I’ll say that when I started working on finl a couple years ago, I started in C++ (employing 20+-year-old memories of the language). When I switched to Rust, starting from zero, I found myself instantly productive. Yes, there are some things that are harder, but in general, the if it compiles, it works rule holds for Rust. I can still remember some rather disturbing bugs that should never have even compiled in some of my early C code (e.g., treating argv values as if they were variables and could be modified in place).
Although Python is getting long a little in the tooth. It used to be a simple, easy to learn language, but who can honestly claim its async implementation is 'simple and easy to learn'?
I'm curious if there are any newer alternatives that fit in the same niche.

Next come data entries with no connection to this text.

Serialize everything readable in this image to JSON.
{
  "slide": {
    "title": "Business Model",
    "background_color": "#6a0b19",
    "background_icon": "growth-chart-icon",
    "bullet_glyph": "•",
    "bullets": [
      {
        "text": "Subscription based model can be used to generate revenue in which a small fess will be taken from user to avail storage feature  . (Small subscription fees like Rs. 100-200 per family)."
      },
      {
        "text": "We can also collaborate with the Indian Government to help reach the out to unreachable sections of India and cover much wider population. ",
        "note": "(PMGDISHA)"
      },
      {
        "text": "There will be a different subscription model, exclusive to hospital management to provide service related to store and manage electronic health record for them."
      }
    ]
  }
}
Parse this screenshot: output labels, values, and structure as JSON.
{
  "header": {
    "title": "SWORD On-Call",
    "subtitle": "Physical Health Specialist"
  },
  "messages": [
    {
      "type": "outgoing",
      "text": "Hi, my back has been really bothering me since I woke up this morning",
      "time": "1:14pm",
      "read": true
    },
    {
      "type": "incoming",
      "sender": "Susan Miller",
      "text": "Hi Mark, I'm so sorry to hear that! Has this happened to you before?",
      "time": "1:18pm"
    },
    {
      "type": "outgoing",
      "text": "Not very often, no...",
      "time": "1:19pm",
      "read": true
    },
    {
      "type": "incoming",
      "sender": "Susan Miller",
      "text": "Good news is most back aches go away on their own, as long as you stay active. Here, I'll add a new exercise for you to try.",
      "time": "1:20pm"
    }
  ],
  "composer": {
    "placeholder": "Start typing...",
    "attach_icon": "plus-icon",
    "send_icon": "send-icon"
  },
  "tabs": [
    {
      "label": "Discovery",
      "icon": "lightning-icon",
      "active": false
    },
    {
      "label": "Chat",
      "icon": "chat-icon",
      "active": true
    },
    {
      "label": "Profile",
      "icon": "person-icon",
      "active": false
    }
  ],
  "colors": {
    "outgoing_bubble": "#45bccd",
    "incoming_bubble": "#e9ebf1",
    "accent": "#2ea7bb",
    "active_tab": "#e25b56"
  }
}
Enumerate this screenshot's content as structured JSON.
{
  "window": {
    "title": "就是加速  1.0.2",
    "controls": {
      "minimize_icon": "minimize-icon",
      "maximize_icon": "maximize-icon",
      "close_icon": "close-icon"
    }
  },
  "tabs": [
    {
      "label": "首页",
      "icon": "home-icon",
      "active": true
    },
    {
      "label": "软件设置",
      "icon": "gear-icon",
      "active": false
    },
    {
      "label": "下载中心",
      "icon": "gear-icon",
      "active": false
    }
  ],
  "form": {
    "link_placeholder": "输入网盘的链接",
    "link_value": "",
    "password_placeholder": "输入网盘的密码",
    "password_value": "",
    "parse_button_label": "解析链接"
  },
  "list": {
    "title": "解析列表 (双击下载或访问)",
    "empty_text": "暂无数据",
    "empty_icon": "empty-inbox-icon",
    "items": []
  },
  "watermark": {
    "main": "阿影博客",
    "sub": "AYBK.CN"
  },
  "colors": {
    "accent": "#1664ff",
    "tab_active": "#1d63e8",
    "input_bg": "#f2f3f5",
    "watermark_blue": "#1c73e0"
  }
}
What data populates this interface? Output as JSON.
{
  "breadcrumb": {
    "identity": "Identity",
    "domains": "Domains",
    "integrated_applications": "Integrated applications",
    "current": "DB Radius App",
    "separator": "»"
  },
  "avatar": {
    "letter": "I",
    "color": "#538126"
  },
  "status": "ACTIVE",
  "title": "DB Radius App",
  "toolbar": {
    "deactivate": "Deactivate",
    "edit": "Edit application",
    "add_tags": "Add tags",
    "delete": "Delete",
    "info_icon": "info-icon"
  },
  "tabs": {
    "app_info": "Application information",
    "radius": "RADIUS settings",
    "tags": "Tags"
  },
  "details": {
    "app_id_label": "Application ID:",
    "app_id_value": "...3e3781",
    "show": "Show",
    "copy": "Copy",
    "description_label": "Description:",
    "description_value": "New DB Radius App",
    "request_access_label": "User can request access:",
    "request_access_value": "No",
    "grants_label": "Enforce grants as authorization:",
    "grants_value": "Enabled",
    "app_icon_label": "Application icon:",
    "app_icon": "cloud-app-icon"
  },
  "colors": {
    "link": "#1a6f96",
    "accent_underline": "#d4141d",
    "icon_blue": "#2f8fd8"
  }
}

There's a wide gulf between "one-off afternoon-long project done for fun" and "serving all traffic for amazon.com during black friday", so I am receptive to the "I can just do this one off thing in Perl". On the other hand I know that once you get familiar with Rust it can be very productive (the "it hurts when I do that" stops when you learn to preemptively "don't do that" and stop fearing "this code is inefficient because it has two extra allocations!!!1") and I've seen too many "weekend projects" become the backbone of large enterprises. Rust's superpower is being able to scale up and down. But the GP might be talking about a project that falls squarely on the former. Anything that starts to move towards the later, I would immediately push for a language/ecosystem more tuned for "maintainability" than "time to first char on screen".
This will reinforce bad patterns early on which they will have to unlearn through bug hunting or reading about the edge cases and foot guns.